Saturday, January 27, 2007

Communication Breakdown

How do you explain to a child with the motor skills of a 15 month old and the language skills of an 8 month old the meaning of the word no? I think it's a really bad idea for Noah to push his ride on toy over to the fireplace so that he can climb on top of the mantle and jump off. I also would prefer that his rocking chair not be used as a ladder to help him scale the bookcase so he can see if his drumstick is strong enough to break the glass in front of our African sand art. But he doesn't understand the word no. He interprets being removed from the situation to mean "Try again, and this time see if you can jump off before Mommy crosses the room." I know that toddlers aren't exactly cooperative when it comes to obeying the rules or being safe, but it's frustrated to know that he just doesn't "get" the rules. A few weeks ago all of Noah's batteried toys decided to die on the same day. Noah was clearly frustrated (evidenced by screaming fits on the floor), but I had no way to explain that the batteries died and we have no more and Daddy will get some after work. He just spent the day trying to get broken toys to work and crying when they didn't and it broke my heart. I want him to understand, but I know that it's going to take lots of time and therapy before that happens. Hopefully we won't kill each other between now and then.


Lisa said...

Hi Emily! I found your blog through Holland and Eden's blog!

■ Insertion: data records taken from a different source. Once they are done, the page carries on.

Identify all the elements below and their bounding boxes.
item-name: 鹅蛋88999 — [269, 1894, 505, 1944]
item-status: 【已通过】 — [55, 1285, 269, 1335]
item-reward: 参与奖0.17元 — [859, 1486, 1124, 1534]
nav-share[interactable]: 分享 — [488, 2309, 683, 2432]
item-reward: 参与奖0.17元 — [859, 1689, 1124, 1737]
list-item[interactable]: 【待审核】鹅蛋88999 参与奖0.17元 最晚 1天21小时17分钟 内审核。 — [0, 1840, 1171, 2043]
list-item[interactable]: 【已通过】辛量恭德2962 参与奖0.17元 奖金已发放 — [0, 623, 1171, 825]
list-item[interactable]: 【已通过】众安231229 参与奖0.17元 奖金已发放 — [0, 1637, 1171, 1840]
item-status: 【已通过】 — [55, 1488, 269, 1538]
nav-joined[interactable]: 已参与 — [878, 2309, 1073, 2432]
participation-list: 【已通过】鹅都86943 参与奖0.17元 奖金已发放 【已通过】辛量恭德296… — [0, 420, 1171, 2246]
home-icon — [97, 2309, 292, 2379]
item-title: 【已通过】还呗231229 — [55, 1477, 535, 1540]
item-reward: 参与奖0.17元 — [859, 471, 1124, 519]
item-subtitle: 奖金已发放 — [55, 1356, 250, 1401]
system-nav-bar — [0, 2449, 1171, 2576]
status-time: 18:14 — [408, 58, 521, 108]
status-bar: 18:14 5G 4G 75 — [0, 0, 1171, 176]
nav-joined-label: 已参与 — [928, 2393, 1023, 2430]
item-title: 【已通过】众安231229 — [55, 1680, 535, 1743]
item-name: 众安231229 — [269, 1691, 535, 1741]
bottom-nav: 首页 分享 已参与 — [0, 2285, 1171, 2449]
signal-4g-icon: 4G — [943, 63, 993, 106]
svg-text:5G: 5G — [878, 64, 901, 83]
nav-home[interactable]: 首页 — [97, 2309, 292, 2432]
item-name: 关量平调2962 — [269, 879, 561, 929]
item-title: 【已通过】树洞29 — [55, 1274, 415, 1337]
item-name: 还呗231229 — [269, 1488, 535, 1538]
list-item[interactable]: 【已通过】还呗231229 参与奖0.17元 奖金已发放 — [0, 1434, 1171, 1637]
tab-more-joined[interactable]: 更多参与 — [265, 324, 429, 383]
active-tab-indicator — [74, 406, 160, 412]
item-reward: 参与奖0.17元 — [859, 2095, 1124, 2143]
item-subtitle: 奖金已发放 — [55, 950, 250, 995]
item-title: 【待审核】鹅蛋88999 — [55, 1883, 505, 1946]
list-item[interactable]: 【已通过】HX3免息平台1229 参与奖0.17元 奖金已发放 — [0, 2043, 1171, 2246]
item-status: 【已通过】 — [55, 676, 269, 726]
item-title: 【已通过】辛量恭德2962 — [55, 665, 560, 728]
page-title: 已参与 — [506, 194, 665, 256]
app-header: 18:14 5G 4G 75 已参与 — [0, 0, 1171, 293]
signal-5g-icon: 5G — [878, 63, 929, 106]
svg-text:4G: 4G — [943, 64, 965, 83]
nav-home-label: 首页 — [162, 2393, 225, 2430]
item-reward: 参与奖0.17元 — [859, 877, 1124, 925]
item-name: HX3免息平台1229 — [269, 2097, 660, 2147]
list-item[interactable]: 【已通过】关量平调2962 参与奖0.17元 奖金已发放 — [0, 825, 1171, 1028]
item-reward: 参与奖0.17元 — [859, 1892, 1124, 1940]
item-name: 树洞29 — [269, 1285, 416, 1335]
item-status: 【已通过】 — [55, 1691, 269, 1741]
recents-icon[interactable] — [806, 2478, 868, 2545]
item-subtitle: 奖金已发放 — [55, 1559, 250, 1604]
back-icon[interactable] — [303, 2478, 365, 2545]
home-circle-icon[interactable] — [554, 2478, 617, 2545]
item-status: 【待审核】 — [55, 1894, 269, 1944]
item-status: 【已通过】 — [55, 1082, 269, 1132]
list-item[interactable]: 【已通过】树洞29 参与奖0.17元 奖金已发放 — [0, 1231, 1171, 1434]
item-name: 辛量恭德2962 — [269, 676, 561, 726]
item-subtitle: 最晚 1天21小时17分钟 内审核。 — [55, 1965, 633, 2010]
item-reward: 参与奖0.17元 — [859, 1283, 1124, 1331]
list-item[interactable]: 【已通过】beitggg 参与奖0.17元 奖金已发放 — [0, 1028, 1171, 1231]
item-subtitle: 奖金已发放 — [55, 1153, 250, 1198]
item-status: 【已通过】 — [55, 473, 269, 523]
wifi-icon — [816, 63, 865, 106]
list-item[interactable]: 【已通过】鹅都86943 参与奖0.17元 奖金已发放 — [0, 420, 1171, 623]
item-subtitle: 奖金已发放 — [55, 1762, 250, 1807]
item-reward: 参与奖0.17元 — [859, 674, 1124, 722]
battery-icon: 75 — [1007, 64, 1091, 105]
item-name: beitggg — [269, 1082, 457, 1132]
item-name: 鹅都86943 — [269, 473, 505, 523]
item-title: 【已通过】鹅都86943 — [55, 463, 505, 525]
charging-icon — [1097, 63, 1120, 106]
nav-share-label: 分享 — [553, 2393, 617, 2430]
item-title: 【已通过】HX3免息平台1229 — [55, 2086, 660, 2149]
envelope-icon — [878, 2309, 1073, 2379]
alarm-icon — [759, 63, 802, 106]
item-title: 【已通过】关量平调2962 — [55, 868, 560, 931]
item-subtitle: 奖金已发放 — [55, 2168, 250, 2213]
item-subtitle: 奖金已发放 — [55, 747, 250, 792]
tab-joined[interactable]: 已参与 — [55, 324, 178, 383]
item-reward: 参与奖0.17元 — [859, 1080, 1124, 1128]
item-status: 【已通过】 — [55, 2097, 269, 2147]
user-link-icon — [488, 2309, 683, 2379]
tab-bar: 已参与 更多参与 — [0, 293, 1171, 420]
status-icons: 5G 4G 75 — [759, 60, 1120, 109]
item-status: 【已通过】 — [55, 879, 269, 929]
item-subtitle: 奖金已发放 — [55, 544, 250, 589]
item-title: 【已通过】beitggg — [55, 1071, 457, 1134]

Noah is such a little imp! What a daredevil!

(ps William is wearing one of Noah's NB sleepers today!)

Sammie said...

We had the same problem, I would tell Nate NO and he would look like okay whatever and go righ tback to it, lol. So everytime he tried climbing up something he wasn't supposed to, I would tell him NO and then if possible, remove the object from the room. The penalty of having something taken away worked for him because it was a visual and not a verbal consequence?